By: Beverley Dias
Let me start by clarifying that I have never been a fan of the crime and ‘whodunit’ genre, so I needed convincing to read this novel. It is an acquired taste, but I am pleased to announce that my palate is ready. Will I be rushing out to stock up on Agatha Christie and Alfred Hitchcock? No, but I am looking forward to checking out more of Smith’s work.
I loved this book and even after I completed reading it, its vivid imagery refused to vacate my mind. The characters are authentic and I felt like they were people I know. Smith’s characters are well developed and complex, with subtle nuances which give the reader a broader glimpse into who they really are. I didn’t like the main characters and did not feel any sympathy for them. The insipid and spineless Michael Lane who relinquishes every major decision to his wife, with no control of the goings on in his household; his conniving wife, Beverley (my namesake, unfortunately), who is the mastermind behind the blood-smearing and intimidation campaigns; as well as their spoilt bully of a son, Chris didn’t garner my affection. Denise, Louise and Lyndall had my sympathy, with even the dark, gory Achmat managing to pull at something in me, despite his gruesome ways. Sacrifices studies the reactions of the characters to different situations which they find themselves in and takes some unexpected twists and turns. As far as characters go, Louise gets my thumbs up for the underdog who gets her own and, in the end, no matter how wrong, manages to get the justice which the system doesn’t afford people from the wrong side of the track.
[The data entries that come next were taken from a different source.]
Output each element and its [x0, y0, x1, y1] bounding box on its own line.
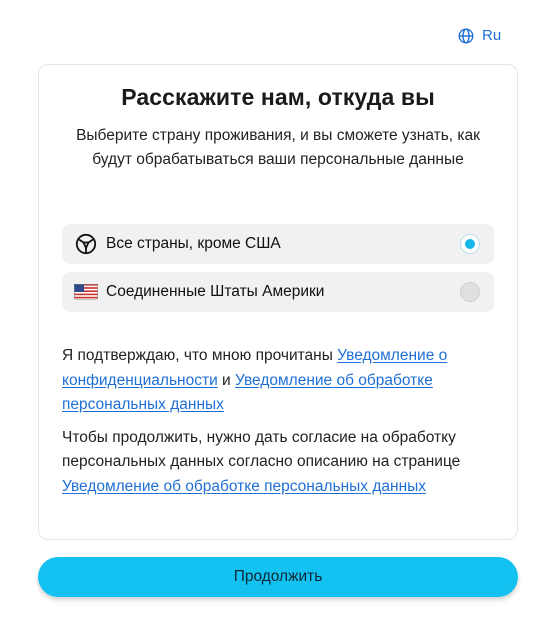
- consent-text: Я подтверждаю, что мною прочитаны Уведом…: [62, 344, 502, 499]
- language-switch[interactable]: Ru: [458, 27, 501, 44]
- consent-text-prefix: Я подтверждаю, что мною прочитаны: [62, 347, 338, 364]
- globe-grid-icon: [74, 233, 98, 255]
- us-flag-icon: [74, 281, 98, 303]
- page-subtitle: Выберите страну проживания, и вы сможете…: [76, 127, 480, 168]
- country-options: Все страны, кроме США Соединенные Штаты …: [62, 224, 494, 320]
- option-all-except-usa[interactable]: Все страны, кроме США: [62, 224, 494, 264]
- globe-icon: [458, 27, 474, 44]
- option-label: Все страны, кроме США: [106, 235, 281, 252]
- country-card: Расскажите нам, откуда вы Выберите стран…: [38, 64, 518, 540]
- personal-data-notice-link-2[interactable]: Уведомление об обработке персональных да…: [62, 478, 426, 495]
- radio-button-selected[interactable]: [460, 234, 480, 254]
- option-usa[interactable]: Соединенные Штаты Америки: [62, 272, 494, 312]
- consent-text-prefix: Чтобы продолжить, нужно дать согласие на…: [62, 428, 461, 471]
- consent-paragraph-agree: Чтобы продолжить, нужно дать согласие на…: [62, 426, 502, 500]
- consent-paragraph-read: Я подтверждаю, что мною прочитаны Уведом…: [62, 344, 502, 418]
- radio-button-unselected[interactable]: [460, 282, 480, 302]
- consent-text-and: и: [217, 371, 236, 389]
- continue-button[interactable]: Продолжить: [38, 557, 518, 597]
- language-label: Ru: [482, 27, 502, 44]
- option-label: Соединенные Штаты Америки: [106, 283, 325, 300]
- page-title: Расскажите нам, откуда вы: [121, 84, 435, 110]
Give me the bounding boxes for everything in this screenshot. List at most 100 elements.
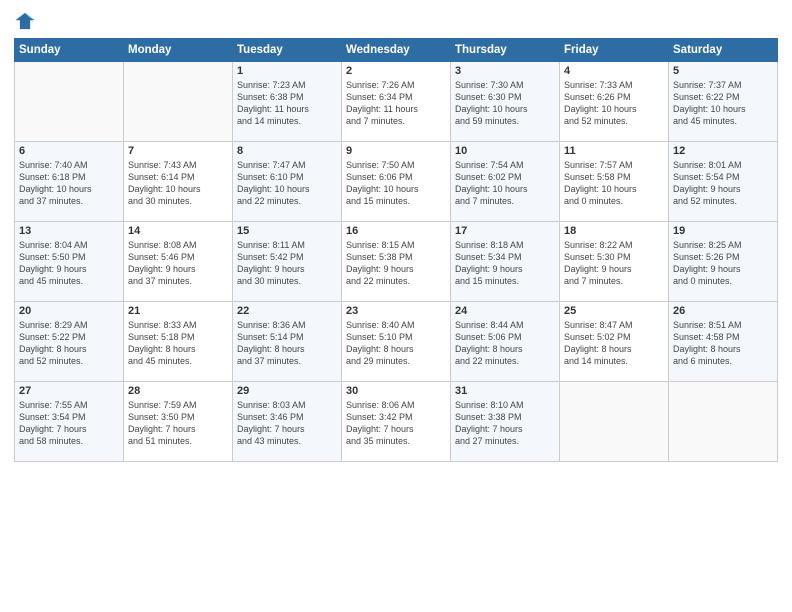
calendar-cell: 22 Sunrise: 8:36 AM Sunset: 5:14 PM Dayli… xyxy=(233,302,342,382)
day-info: Sunrise: 8:01 AM Sunset: 5:54 PM Dayligh… xyxy=(673,159,773,208)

The book is about injustice and left me feeling helpless in parts. Smith examines the price of life and exhibits how a social and political climate can smear the hands of innocents (a poor Black family) with blood and allow the guilty (wealthy White family) to walk away scott-free. A gut-wrenching murder has been committed by the son of the wealthy Lanes, but by Beverley’s design and manipulation, the less fortunate, drug addict son of their domestic worker is framed and takes the fall for the crime. This sets in motion a bloody spiral of revenge and retribution which threatens to destroy everything and everyone that Michael holds dear. Throughout the book, there is a lurking doom and darkness which blankets all the characters, although they try in their own ways to find the light. It, however, feels futile, since it seems that they are all destined to a similar fate.
Sacrifices is a brutal and exhausting novel and I suppose this is what makes it such a compelling read. It is tragic and triumphant in equal doses and takes the reader on a dizzying back-and-forth trip between elitist privilege and extreme poverty. I can see this book being made into a box office hit which I would be first in line to watch.